Related links: more insight from Molly Wood

In 2017, Google combined some messaging into the default Android text app and started pushing the industry to roll out RCS on all phones and carriers. It’s not called RCS, though, because … that’s boring. Google calls it Chat. The Google push is interesting because that company has goofed around with messaging for the last several years, launching chat apps like Allo and video apps like Duo and sort of also having Google Hangouts but not really. But now it’s consolidating a lot of this under Android Messages and hopes to be ready with its full-fledged Chat features whenever all the carriers and phone makers finally get on board with RCS.

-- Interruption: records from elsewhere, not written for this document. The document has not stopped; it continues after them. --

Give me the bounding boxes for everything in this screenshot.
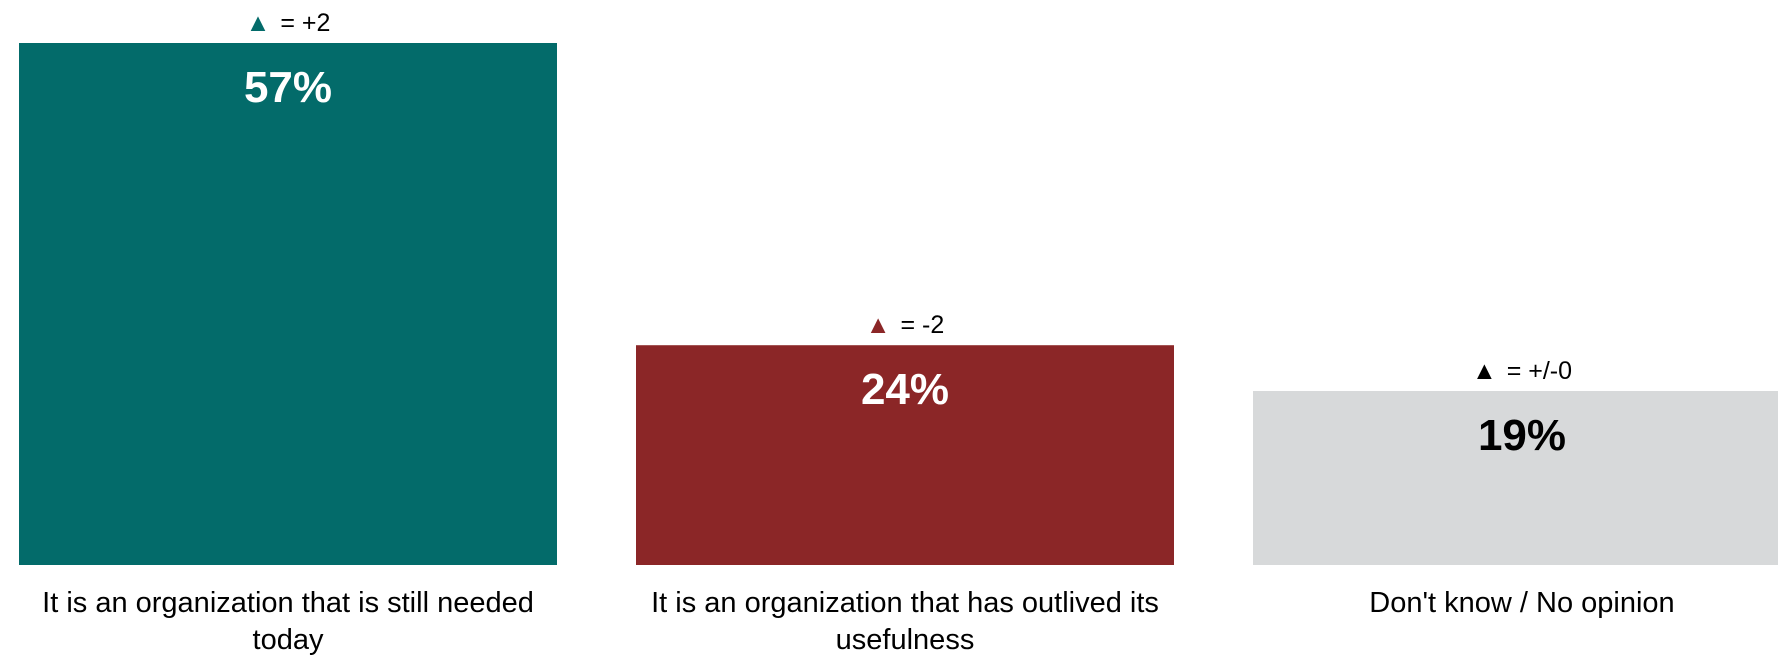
category-label-1: It is an organization that is still need…	[42, 587, 534, 656]
category-label-3: Don't know / No opinion	[1369, 587, 1674, 619]
change-value: = -2	[900, 311, 944, 339]
category-label-2: It is an organization that has outlived …	[651, 587, 1159, 656]
value-label-3: 19%	[1478, 411, 1566, 460]
change-label-1: ▲ = +2	[246, 9, 331, 37]
value-label-2: 24%	[861, 365, 949, 414]
bar-2	[636, 345, 1174, 565]
bar-1	[19, 43, 557, 565]
value-label-1: 57%	[244, 63, 332, 112]
triangle-up-icon: ▲	[1472, 357, 1497, 385]
change-label-3: ▲ = +/-0	[1472, 357, 1572, 385]
bar-3	[1253, 391, 1778, 565]
change-value: = +/-0	[1507, 357, 1572, 385]
change-label-2: ▲ = -2	[866, 311, 945, 339]
triangle-up-icon: ▲	[866, 311, 891, 339]
triangle-up-icon: ▲	[246, 9, 271, 37]
change-value: = +2	[280, 9, 330, 37]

It would be amazing if everyone could just use the default app on their phone to do all the cool things like send GIFs that aren’t weirdly compressed or get read receipts or see when someone is typing or group chat or even book a plane ticket without having to download the airline’s app. Let’s do that, that sounds awesome.

But there are some drawbacks. RCS isn’t end-to-end encrypted the way iMessage or WhatsApp is. That means, theoretically, someone with a subpoena could get your phone carrier to decrypt your messages and they could be read, which not everyone loves.

Also, the whole magical thing where we’d all be on the same default app no matter what phone we’re on and what carrier we’re using depends on Apple getting on board and supporting RCS.

Since we know how much Apple loves its own systems at the expense of industry standards, I personally would not hold my breath for that. But like Barker said, Google getting behind RCS is pretty much as strong of a push as the industry is going to get. I guess we’ll see if the future of messaging is going to be owned by a couple of companies or available to all of us.